Modification of Procedure (Group M)
After isolation of the muscles with silk suture and external inspection of the globe, a single mattress suture with 5.0 non-absorbable suture was placed in the center of each quadrant without localization of the causative breaks, except for the final quadrant in which the two mattress sutures were placed to secure the ends of SB (Fig. 1). In quadrants that would have a tire, the anterior pass was made at the level of the muscle insertion and the posterior pass 10 mm away, while in quadrants with only a band the sutures were placed as previously described in group S. Then the silicone tire (276/279) and 240 band were passed under the rectus muscles and pre-placed sutures which were tightened to secure the buckle. The tire was placed in quadrants with corresponding retinal detachments and peripheral pathologies that were seen in clinic while the 240 band was circumferentially 360°. Similar to the standard technique, the two free ends of the buckle met in the final quadrant and were passed through a loop of releasable non-absorbable suture. Then, 0.1 ml of aqueous humor was removed and the buckle was tightened up to the point where the intraocular pressure normalized on tactile inspection at which point the loop of releasable suture was tightened. Excess buckle length was then cut 2–3 mm away from the non-absorbable suture. No cryopexy or subretinal fluid drainage was performed during the procedure. The retina was visualized only at the end of the surgery with indirect ophthalmoscopy to ensure patency of the central retinal artery.

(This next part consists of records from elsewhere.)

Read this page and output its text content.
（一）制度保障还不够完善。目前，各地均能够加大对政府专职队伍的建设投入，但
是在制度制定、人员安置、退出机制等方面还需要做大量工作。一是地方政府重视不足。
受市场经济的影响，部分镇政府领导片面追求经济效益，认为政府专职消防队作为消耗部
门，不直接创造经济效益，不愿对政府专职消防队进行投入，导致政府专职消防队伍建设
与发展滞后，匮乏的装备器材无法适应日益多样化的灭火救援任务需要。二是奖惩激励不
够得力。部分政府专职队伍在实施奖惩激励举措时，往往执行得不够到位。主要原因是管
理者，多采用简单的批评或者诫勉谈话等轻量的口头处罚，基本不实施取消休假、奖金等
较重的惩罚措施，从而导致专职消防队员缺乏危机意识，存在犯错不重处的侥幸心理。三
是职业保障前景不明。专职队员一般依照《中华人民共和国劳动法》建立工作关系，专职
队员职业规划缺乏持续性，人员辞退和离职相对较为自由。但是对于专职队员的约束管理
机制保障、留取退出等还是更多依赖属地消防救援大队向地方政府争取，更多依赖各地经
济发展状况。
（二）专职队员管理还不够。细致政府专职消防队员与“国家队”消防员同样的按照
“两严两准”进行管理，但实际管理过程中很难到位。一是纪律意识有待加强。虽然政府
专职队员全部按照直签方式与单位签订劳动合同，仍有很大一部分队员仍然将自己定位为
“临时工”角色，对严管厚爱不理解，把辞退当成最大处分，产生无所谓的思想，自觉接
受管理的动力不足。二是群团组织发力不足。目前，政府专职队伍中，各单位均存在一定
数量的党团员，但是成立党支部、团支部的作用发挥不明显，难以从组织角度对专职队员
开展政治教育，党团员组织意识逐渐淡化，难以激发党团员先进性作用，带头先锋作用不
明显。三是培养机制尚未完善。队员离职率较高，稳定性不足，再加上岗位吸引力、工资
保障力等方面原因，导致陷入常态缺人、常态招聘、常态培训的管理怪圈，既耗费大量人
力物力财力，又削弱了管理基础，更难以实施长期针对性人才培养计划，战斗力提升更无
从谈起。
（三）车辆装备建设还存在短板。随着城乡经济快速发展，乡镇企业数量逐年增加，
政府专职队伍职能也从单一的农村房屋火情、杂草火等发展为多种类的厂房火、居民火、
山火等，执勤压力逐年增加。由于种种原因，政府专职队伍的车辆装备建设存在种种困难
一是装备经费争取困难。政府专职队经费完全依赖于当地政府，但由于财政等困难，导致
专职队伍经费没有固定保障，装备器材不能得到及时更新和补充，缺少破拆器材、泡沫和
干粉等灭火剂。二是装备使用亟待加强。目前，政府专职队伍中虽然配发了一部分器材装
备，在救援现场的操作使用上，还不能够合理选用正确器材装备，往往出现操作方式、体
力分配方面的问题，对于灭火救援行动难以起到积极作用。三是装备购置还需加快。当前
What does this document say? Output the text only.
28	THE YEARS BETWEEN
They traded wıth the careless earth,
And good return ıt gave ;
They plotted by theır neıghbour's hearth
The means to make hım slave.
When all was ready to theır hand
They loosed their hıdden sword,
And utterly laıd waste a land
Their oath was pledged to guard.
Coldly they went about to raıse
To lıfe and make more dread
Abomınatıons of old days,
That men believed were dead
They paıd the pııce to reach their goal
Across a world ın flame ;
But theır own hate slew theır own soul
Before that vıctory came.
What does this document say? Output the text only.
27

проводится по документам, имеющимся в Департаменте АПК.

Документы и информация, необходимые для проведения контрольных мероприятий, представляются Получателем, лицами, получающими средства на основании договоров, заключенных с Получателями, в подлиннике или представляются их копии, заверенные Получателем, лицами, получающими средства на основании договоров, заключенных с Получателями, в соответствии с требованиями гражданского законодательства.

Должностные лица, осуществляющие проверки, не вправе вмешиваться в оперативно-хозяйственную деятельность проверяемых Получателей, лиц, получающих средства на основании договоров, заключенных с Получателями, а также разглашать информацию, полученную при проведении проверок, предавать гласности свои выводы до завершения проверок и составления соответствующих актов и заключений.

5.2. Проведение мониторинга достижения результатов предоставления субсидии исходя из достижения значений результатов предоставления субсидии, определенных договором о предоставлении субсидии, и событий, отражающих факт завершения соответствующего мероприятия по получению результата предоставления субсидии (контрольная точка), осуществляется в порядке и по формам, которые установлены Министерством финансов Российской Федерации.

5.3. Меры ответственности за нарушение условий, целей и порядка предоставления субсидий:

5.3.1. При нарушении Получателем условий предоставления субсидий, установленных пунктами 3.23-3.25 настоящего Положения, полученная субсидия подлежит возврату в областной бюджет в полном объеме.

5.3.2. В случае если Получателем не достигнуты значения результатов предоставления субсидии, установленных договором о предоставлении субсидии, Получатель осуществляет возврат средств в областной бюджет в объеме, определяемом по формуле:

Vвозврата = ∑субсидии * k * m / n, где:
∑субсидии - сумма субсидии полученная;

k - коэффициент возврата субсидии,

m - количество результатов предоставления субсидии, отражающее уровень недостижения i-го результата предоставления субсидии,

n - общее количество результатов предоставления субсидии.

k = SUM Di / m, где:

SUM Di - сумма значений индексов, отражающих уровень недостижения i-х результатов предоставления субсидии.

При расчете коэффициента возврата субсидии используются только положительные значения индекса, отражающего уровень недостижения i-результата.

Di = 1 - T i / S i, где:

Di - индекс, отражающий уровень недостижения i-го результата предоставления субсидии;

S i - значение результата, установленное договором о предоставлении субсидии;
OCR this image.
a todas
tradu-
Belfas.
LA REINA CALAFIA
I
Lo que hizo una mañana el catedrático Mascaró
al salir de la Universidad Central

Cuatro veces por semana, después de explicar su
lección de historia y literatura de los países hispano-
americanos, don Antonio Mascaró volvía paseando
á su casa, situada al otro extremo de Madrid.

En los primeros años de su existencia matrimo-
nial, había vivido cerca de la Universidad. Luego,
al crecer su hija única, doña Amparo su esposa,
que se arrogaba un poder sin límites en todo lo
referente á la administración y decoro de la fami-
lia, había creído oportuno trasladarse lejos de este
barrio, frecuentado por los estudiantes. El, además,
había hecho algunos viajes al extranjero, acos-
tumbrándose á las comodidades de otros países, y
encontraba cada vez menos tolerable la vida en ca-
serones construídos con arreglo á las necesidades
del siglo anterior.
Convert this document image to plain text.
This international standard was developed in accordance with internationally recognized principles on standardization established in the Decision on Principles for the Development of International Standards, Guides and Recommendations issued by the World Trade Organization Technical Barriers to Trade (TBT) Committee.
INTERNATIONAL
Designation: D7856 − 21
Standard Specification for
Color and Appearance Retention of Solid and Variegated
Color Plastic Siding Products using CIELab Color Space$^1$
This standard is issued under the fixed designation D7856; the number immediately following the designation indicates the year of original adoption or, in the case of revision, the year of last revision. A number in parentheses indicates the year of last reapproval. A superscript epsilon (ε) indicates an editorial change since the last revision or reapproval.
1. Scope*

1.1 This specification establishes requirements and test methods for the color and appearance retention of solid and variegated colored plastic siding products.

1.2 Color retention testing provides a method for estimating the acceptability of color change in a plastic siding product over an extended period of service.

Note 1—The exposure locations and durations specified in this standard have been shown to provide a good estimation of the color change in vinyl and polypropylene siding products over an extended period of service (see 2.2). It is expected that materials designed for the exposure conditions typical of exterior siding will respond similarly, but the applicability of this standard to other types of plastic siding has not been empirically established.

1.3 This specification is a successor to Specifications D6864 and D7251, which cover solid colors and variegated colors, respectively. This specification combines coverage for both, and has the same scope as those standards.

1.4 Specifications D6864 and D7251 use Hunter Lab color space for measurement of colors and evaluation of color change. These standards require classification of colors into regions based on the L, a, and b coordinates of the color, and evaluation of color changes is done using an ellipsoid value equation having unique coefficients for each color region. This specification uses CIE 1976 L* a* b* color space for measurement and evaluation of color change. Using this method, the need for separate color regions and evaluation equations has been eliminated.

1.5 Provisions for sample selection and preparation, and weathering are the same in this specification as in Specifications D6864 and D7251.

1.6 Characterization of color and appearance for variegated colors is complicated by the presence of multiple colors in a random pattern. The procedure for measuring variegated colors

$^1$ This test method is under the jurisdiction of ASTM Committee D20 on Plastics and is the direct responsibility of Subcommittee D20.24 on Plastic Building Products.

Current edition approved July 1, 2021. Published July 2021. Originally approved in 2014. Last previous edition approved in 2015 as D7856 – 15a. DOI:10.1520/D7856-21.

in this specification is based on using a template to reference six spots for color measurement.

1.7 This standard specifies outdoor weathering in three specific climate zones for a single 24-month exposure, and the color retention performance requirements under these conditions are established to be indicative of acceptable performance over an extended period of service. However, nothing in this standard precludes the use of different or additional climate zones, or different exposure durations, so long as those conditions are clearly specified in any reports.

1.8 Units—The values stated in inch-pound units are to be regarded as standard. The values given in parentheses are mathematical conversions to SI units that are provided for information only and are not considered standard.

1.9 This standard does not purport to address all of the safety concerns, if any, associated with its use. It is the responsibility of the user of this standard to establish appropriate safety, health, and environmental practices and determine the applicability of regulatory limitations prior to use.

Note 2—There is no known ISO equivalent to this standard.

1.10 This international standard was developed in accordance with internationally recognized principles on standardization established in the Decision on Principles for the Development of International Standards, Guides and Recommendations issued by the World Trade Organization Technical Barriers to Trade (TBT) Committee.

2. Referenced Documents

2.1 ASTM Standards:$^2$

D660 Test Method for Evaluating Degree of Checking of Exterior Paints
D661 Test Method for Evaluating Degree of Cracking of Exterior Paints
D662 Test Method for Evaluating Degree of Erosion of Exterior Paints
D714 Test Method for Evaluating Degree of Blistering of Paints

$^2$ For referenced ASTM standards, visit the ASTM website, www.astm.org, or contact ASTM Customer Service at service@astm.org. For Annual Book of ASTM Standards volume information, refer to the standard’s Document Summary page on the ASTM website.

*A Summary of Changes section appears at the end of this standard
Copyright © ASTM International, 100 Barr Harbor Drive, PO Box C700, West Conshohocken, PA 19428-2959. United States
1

The schematics of standard and modified SB approaches are shown in Fig. 2a and b, respectively.
Patients were treated with chloramphenicol eyedrops every 6 h for 1 week and betamethasone 1.0% every 4 h for 1 week, after which the dose was tapered during 3 weeks. Patients were followed postoperatively for at least 12 months. Data collectors were masked as to each patient’s surgical arm. During the follow-up period, any new or previously undiagnosed posterior breaks were treated with barrier laser.
Mean, standard deviation, range, frequency, and percentage were used to describe data. Chi-square, Fisher exact, Mann–Whitney, and t tests were used to compare differences between groups. Analysis of covariance (ANCOVA) was used to determine any significant differences in adjusted means. To assess the predictive effect of possible dependent variables on postoperative BCVA, a non-parametric regression model was tested. Statistical analysis was performed using SPSS software (IBM Corp. Released 2017. IBM SPSS Statistics for Windows, Version 25.0. Armonk, NY: IBM Corp.). P values of 0.05 or less were considered statistically significant.